Tag Archives: image recognition

Computers Can Beat Humans in Image Recognition

Every day, computers are getting smarter. So far, it is not clear whether the smartness is moving towards something as depicted in the Terminator movies, but computers are beating humans in chess, poker and Jeopardy. The next hurdle that computers have crossed is image recognition. Microsoft claims to have programmed a computer that can beat humans at recognizing images.

Although the final competition is going to be held on December 17, 2015, already there are claims that computers are better than humans are in visual recognition. The ImageNet Large Scale Visual Recognition Challenge will do judging for the final competition. The first claim about computers beating humans came from Microsoft. They claimed that while humans made 5.1% errors in recognizing images, computers failed only in 4.94% cases. After 5 days of Microsoft announcing their feat, Google announced that they have bettered the Microsoft claim by 0.04%. That means the competition is getting fiercer every day.

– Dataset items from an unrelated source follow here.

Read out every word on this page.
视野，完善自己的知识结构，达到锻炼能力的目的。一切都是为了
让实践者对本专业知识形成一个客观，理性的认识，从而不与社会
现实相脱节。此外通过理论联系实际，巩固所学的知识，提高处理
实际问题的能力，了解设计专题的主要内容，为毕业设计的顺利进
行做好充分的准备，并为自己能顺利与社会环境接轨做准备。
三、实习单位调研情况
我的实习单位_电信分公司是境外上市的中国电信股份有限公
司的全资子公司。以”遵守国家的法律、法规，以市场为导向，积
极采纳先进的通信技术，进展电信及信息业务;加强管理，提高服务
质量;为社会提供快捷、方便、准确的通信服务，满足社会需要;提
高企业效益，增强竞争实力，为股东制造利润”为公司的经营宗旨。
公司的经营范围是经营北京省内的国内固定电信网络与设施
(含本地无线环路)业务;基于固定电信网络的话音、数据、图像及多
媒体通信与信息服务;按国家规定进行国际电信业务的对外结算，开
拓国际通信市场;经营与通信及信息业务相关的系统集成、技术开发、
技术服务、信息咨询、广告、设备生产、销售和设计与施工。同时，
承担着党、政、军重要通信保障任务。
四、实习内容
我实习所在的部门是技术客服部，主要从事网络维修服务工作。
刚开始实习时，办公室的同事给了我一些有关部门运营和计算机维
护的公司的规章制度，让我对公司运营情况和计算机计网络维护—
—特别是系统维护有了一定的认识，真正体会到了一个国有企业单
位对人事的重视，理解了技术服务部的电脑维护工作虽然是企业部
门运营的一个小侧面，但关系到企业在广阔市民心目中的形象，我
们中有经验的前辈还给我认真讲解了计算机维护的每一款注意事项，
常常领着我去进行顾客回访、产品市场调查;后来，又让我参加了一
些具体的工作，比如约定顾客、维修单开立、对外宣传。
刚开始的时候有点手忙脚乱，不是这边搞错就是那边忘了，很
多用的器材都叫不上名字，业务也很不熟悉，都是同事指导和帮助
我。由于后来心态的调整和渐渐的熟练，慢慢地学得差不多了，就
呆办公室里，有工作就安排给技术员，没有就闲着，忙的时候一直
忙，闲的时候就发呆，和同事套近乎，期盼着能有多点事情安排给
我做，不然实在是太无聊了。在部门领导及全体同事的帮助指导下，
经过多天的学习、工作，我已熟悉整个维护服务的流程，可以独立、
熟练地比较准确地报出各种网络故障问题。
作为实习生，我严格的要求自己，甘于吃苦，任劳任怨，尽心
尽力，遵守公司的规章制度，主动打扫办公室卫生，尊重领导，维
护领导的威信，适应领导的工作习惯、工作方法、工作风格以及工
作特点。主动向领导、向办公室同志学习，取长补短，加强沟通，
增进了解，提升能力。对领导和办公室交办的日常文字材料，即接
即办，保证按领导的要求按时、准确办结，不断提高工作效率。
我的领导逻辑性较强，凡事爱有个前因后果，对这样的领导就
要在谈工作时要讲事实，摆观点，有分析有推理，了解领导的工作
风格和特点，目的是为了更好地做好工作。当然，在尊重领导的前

Since 2010, more than 50 institutions take part every year in the competition for image recognition. ImageNet runs this competition and they have hundreds of object categories and several millions of example images. So far, humans have scored the most, but this year a computer is expected to take the crown. Typically, contestants use the latest deep learning algorithms. Derived from different types of artificial neural networks, these deep learning algorithms mimic the way the human brain works to a varying degree.

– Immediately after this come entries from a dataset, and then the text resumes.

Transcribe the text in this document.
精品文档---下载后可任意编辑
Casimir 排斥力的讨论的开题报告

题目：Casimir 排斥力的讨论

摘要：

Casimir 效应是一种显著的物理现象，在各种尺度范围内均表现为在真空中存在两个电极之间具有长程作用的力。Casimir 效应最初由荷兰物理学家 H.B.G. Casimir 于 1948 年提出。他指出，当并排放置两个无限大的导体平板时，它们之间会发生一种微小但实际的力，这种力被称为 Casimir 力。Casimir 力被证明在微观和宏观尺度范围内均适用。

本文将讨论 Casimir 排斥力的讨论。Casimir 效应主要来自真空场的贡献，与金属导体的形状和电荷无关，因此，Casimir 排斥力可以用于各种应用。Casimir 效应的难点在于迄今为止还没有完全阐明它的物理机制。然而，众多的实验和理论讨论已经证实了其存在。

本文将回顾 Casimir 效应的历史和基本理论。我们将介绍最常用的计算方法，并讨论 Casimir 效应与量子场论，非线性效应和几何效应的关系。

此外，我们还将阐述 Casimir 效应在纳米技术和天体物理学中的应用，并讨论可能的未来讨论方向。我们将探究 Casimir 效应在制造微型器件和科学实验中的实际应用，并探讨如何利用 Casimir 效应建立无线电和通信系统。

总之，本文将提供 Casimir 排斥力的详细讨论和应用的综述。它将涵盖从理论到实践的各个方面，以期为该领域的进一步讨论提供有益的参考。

Although no contestant actually offers their exact code, they provide papers that freely describe their algorithm in great detail – similar to the spirit of open source – explaining the advantages of their algorithm and why it is expected to work so well. As Microsoft explains in their paper, they are using deep CNNs or convolutional neural networks that have 30 weight layers. Google have revealed that they are using batch normalization techniques, and these do not allow neurons to saturate during initialization.

Usually, the conventional way of using neural units involves hand designing them and fixing while training. However, Microsoft has deviated from this path and made the neural units smarter. They have done this by making their form more flexible in nature. According to the principal researcher at the Visual Computing Group of Microsoft Research, Asia, each neural unit undergoes a particular form of end-to-end training that imparts the learning. The introduction of smarter units improves the model considerably.

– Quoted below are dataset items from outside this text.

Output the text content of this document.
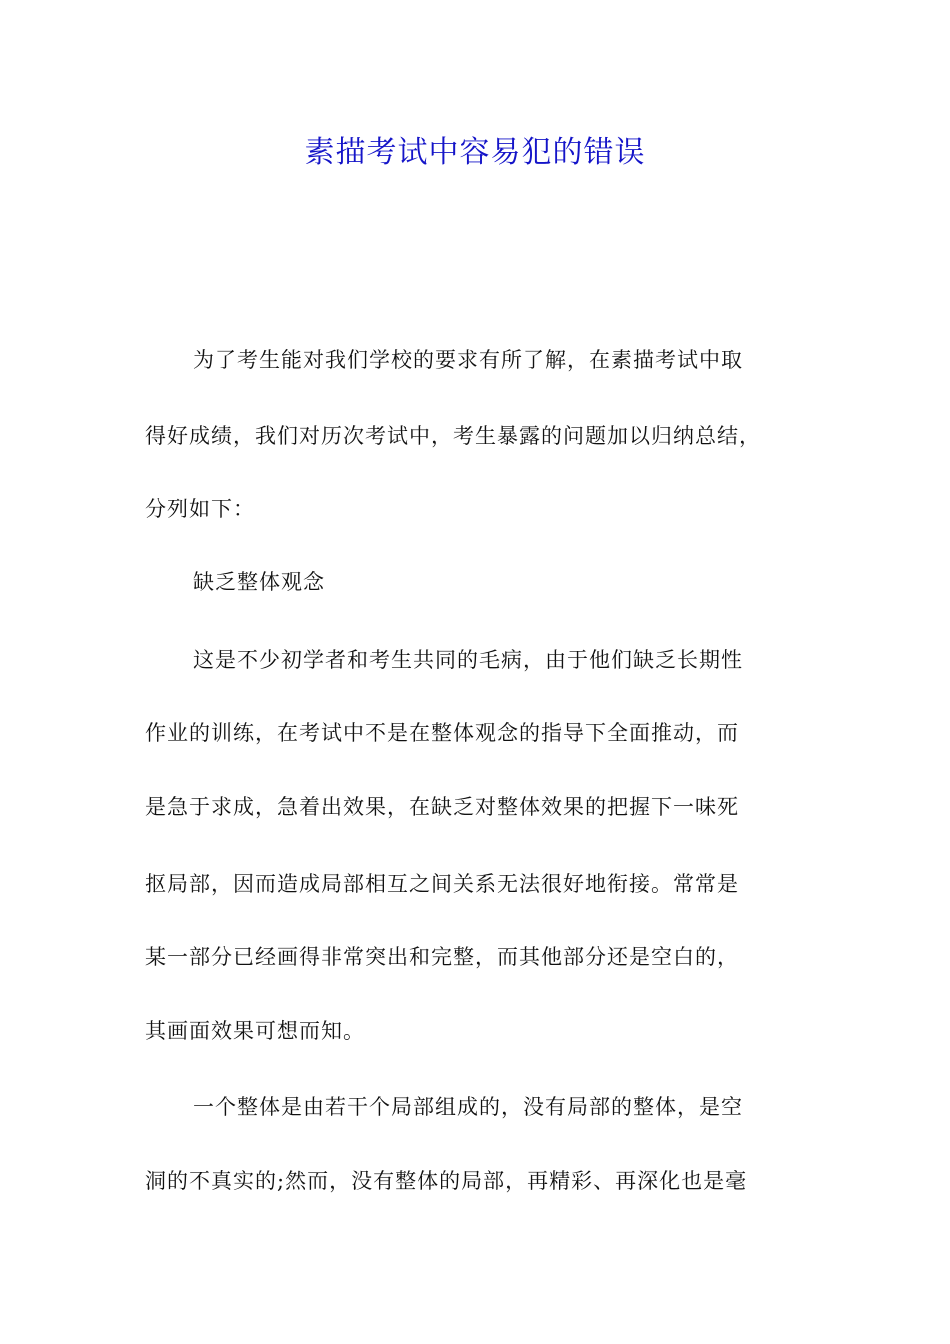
素描考试中容易犯的错误
为了考生能对我们学校的要求有所了解，在素描考试中取
得好成绩，我们对历次考试中，考生暴露的问题加以归纳总结，
分列如下：
缺乏整体观念
这是不少初学者和考生共同的毛病，由于他们缺乏长期性
作业的训练，在考试中不是在整体观念的指导下全面推动，而
是急于求成，急着出效果，在缺乏对整体效果的把握下一味死
抠局部，因而造成局部相互之间关系无法很好地衔接。常常是
某一部分已经画得非常突出和完整，而其他部分还是空白的，
其画面效果可想而知。
一个整体是由若干个局部组成的，没有局部的整体，是空
洞的不真实的;然而，没有整体的局部，再精彩、再深化也是毫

However, the reason for the ability of current neural networks being able to beat human experts lies in the algorithm of Microsoft’s Deep Learning. This algorithm usually initializes and trains on 1.2 million training images and verifies its learning on 50-thousand validation images. For the final application of its learning, Deep Learning uses 100-thousand test images from the main image database. However, Microsoft did not actually follow this standard route.

As training of very deep neural networks is rather difficult, Microsoft used a robust initialization method. As with other contestants, Microsoft did buy Nvidia’s access to their arrays of graphic processing units. However, they also bought and configured their own supercomputer. They simulated parametric rectified linear neural units and that helped them finally to beat the human experts for image classification.